Ragan has plenty of local ties. His car owner, Bob Jenkins, is from Dandridge and owns multiple companies in Morristown. Johnson City driver Mike Potter briefly drove in the Cup Series for David’s father, Ken Ragan.

David Ragan has one top-10 finish in 25 Bristol starts. Other results include a 17th-place finish in the 2018 Bass Pro Shops NRA Night Race and a 21st-place run in April’s Food City 500.

This season has been a tough one for the driver. His best finishes so far are 15th at Charlotte and 16th at his home track of Atlanta.

Ragan’s goal is to at least equal or better that next week at BMS.

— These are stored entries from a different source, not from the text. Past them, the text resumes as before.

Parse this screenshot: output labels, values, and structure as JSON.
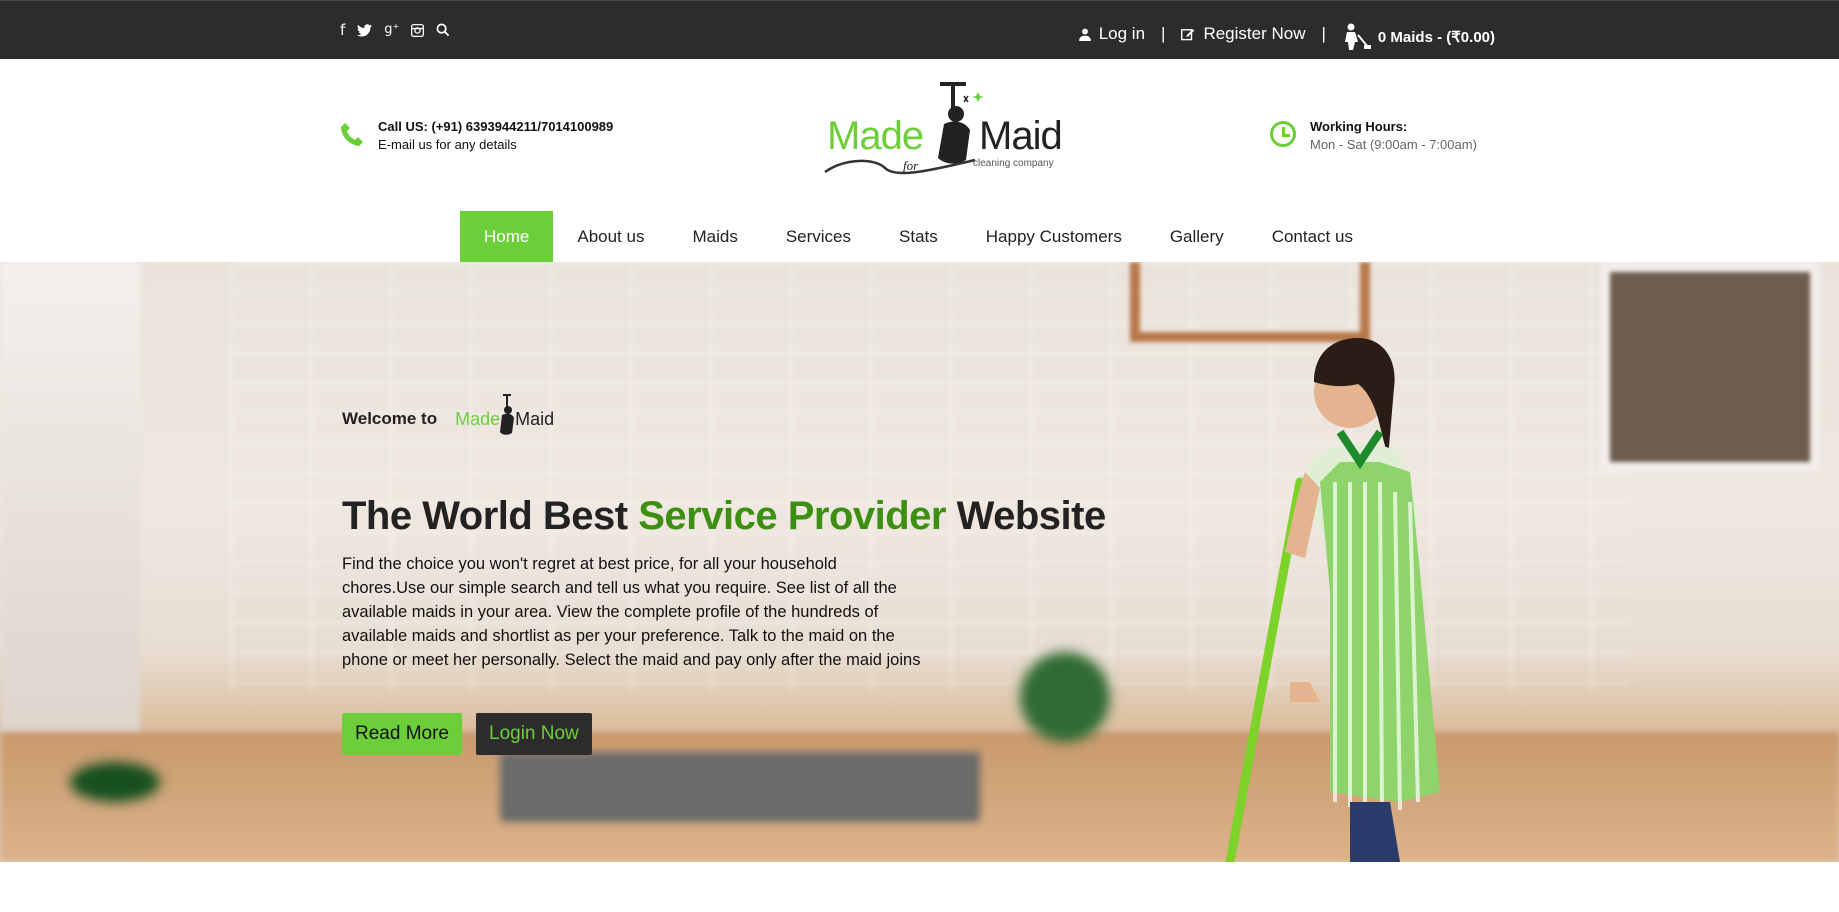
{
  "topbar": {
    "social_icons": [
      "facebook-icon",
      "twitter-icon",
      "google-plus-icon",
      "instagram-icon",
      "search-icon"
    ],
    "social_glyphs": [
      "f",
      "🐦",
      "g⁺",
      "◙",
      "⌕"
    ],
    "login_label": "Log in",
    "separator": "|",
    "register_label": "Register Now",
    "cart_label": "0 Maids - (₹0.00)"
  },
  "header": {
    "call_line": "Call US: (+91) 6393944211/7014100989",
    "email_line": "E-mail us for any details",
    "hours_title": "Working Hours:",
    "hours_value": "Mon - Sat (9:00am - 7:00am)",
    "logo_made": "Made",
    "logo_maid": "Maid",
    "logo_for": "for",
    "logo_tag": "cleaning company"
  },
  "nav": {
    "items": [
      "Home",
      "About us",
      "Maids",
      "Services",
      "Stats",
      "Happy Customers",
      "Gallery",
      "Contact us"
    ],
    "active": "Home"
  },
  "hero": {
    "welcome": "Welcome to",
    "mini_made": "Made",
    "mini_maid": "Maid",
    "headline_a": "The World Best ",
    "headline_green": "Service Provider",
    "headline_b": " Website",
    "description": "Find the choice you won't regret at best price, for all your household chores.Use our simple search and tell us what you require. See list of all the available maids in your area. View the complete profile of the hundreds of available maids and shortlist as per your preference. Talk to the maid on the phone or meet her personally. Select the maid and pay only after the maid joins",
    "read_more": "Read More",
    "login_now": "Login Now"
  },
  "colors": {
    "accent": "#6ccf3a",
    "dark": "#2c2c2c",
    "headline_green": "#3d8f12"
  }
}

“We can do a top 15,” he said. “I feel if we can get our car rolling and get some good strategy, a top 15 knocking on the door of a top 10 is a realistic goal. We feel our short track program is a little better than our intermediate stuff. It’s more mechanical grip instead of having all the drag out of the car and horsepower in. It’s about getting through the corners.

“Bristol is always a fun race for me. I love the short tracks and as a kid I remember watching the Night Race at Bristol. A lot of special memories and a great race for anyone who likes seeing some action.”

CARTER COUNTY HERO

Hampton-Valley Forge volunteer firefighter Chris Russell was named the Tri-Cities Neighborhood Hero for 2019.

On Christmas Eve, Russell was the first to respond to a home fire off Clover Branch Road in Elizabethton. That’s when he heard residents yelling for help after a woman collapsed in the back bedroom after breaking out the window.

Russell, putting himself at risk, pulled the woman through window to safety.

“I pulled up to the house and saw a gentleman who told me the woman was still inside. I made entry into the window and pulled her out,” Russell said. “I was able to perform CPR, resuscitate her and get her back. You don’t think about the consequences until afterwards.

“When the time comes, you get tunnel vision and you just react to what’s happening at the scene,” he added.

Russell, a Stoney Creek resident, will be honored during pre-race ceremonies for the Bass Pro Shops NRA Night Race.